Duke, Progress complete merger; Progress CEO out
RALEIGH, N.C. (AP) — Duke Energy Corp. and Progress Energy Inc. said Tuesday they had completed their merger now valued at about $32 billion to form the nation's largest electric company. But the normally routine event came with a twist.
Bill Johnson, who was tapped to lead the combined company as president and chief executive, has decided to leave by "mutual agreement," the companies said.
Duke CEO Jim Rogers, who was expected to be executive chairman, has instead been named CEO of the new company.
"This is day one and we're all one group of employees," Rogers said in an interview. "They see what I see which is a belief in the long-term proposition of this combination. We put together the largest utility in this country. We see tremendous opportunities. We have a deep bench of capable people that can deliver."
Whether it was Johnson or the company's board that had a last-minute change of heart is unclear. But as late as Monday, Duke staffers were describing Johnson as the pending CEO and scheduling post-merger interviews for him as the top manager.
The company declined to answer questions about the switch.
"We are not going to address any questions with regard to the board's deliberations. Bill resigned by mutual agreement with the board," Ann Maynard Gray, lead director of Charlotte-based Duke Energy's board of directors, said in an interview.
Rogers said he spoke early Tuesday with about 60 of the combined company's top executives to keep them on board with the new leadership. Some of those executives coming over from Progress Energy likely had developed links to Johnson and may have expected that relationship to help them advance in the new company.

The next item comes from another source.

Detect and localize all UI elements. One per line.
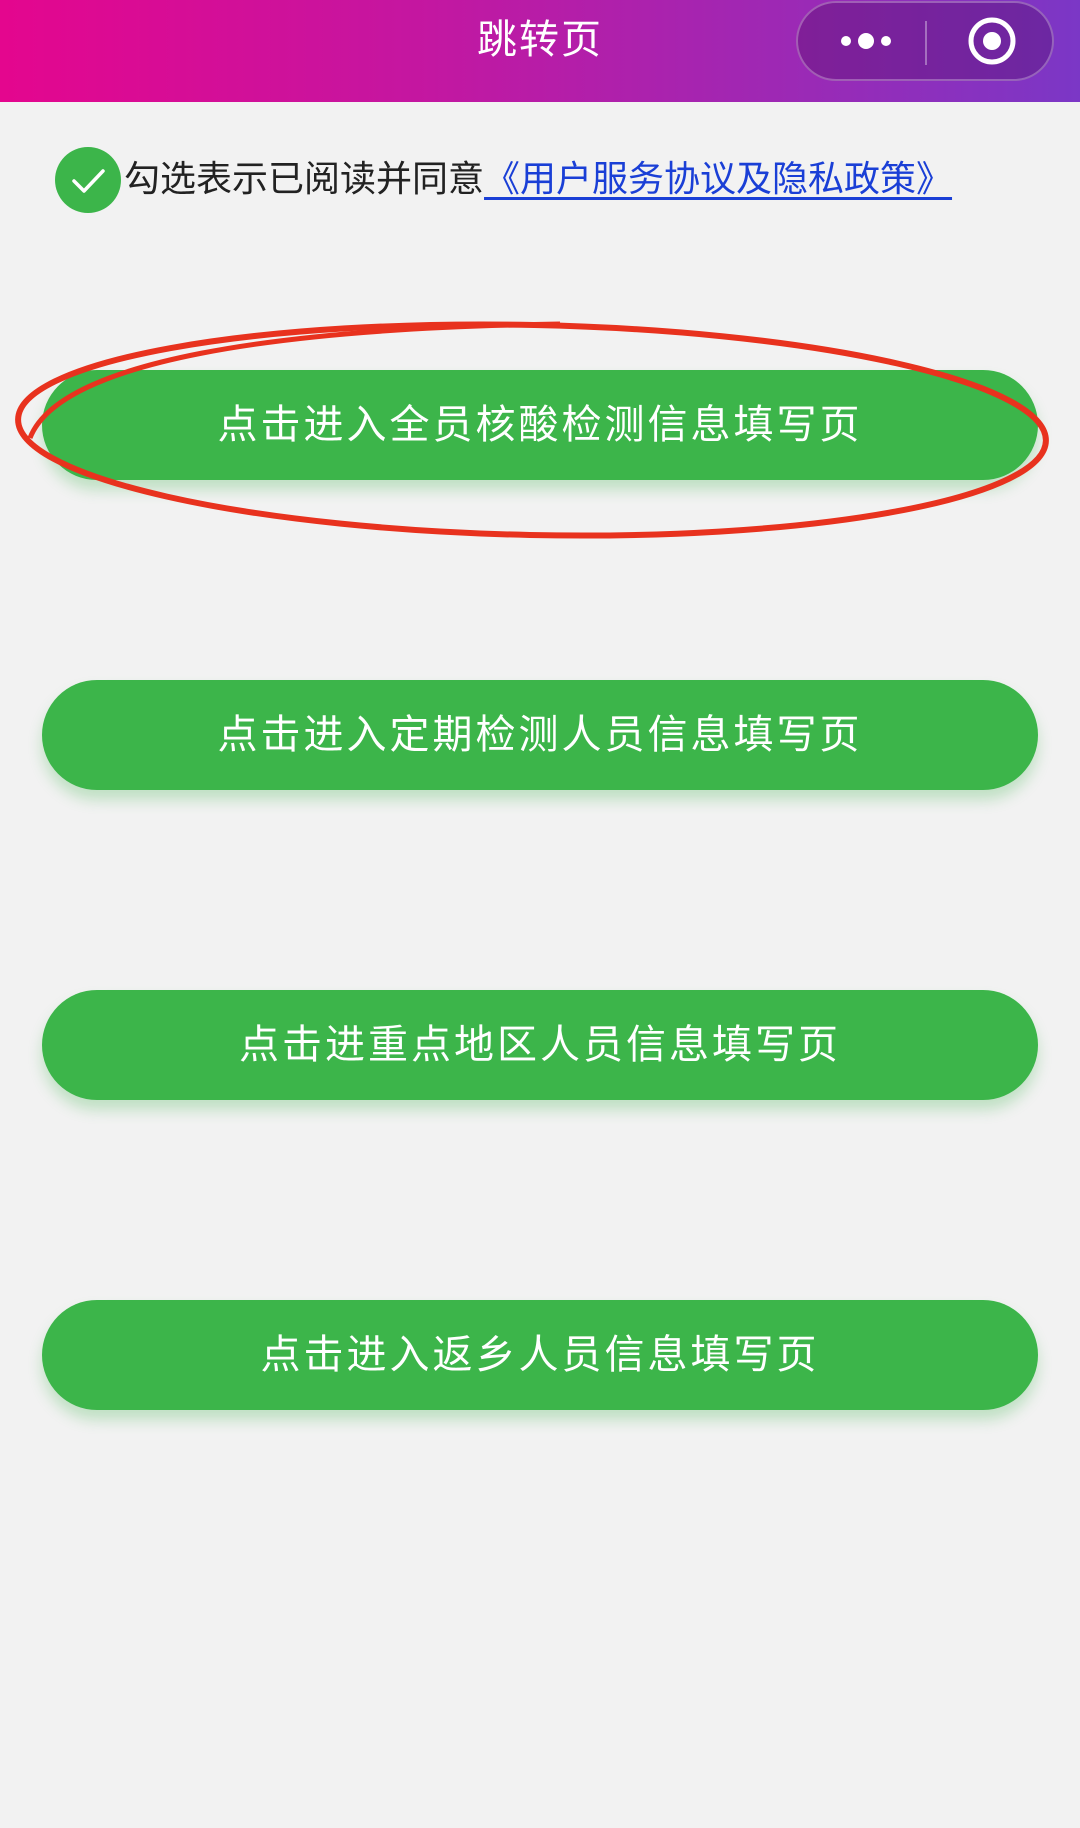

"It is very strange. We were not expecting that, so I don't know what to say," Bernstein Research analyst Francois Broquin said. "No one had any answer on what were the circumstances behind the change."
Broquin said the company leaders indicated in discussions Tuesday that Johnson's departure was not related to material performance of Progress Energy, but offered no other details.
Johnson did not explain his reasons for leaving in an email to Progress.
Rogers has twice before been the CEO leading his company through a merger, first when PSI Energy became part of Ohio-based Cinergy in 1988 and again when Cinergy merged with Duke Energy in 2006.
Duke won federal approval for the merger announced in January 2011 on June 8. The North Carolina Utilities Commission voted in favor of the deal last week. South Carolina's Public Service Commission approved an agreement Monday.
The combined company will serve about more than 7 million customers in North Carolina, Kentucky, Ohio, Indiana, Florida and South Carolina. Duke Energy's more than $100 billion in assets include power plants in Central America and South America and a growing portfolio of wind and solar renewable energy projects in the U.S.
Experts said the new company will be able to borrow money more cheaply, and it will use fewer coal-burning power plants in favor of ones that use natural gas. It's also expected to keep power prices stable. Regulators saw the deal as the best possible in an environment of energy industry consolidation.
Rogers said on a conference call with analysts that his top focus would be realizing the promised savings from the merger, followed by coping with the costs of a shutdown at Progress Energy's Crystal River nuclear plant in Florida. Crystal River has been down for repairs since 2009 and isn't expected to operate again until 2014.
Among the benefits Rogers stressed was that adding Progress Energy's regulated markets in the Carolinas and Florida increases the new company's percentage of revenues from regulated electricity sales, a business in which profits are controlled by state regulators but largely assured. About 85 to 90 percent of the combined company's revenues will come from its regulated business, compared to about 75 percent for Duke Energy before the merger, a spokesman said.
Duke Energy said it continues to project 2012 earnings at between $4.20 and $4.35 per share after accounting for a reverse stock split giving shareholders one share in the expanded company for every three shares they now own.
The price for each share tripled after the reverse split and the combined company's stock closed Tuesday at $68.69 per share.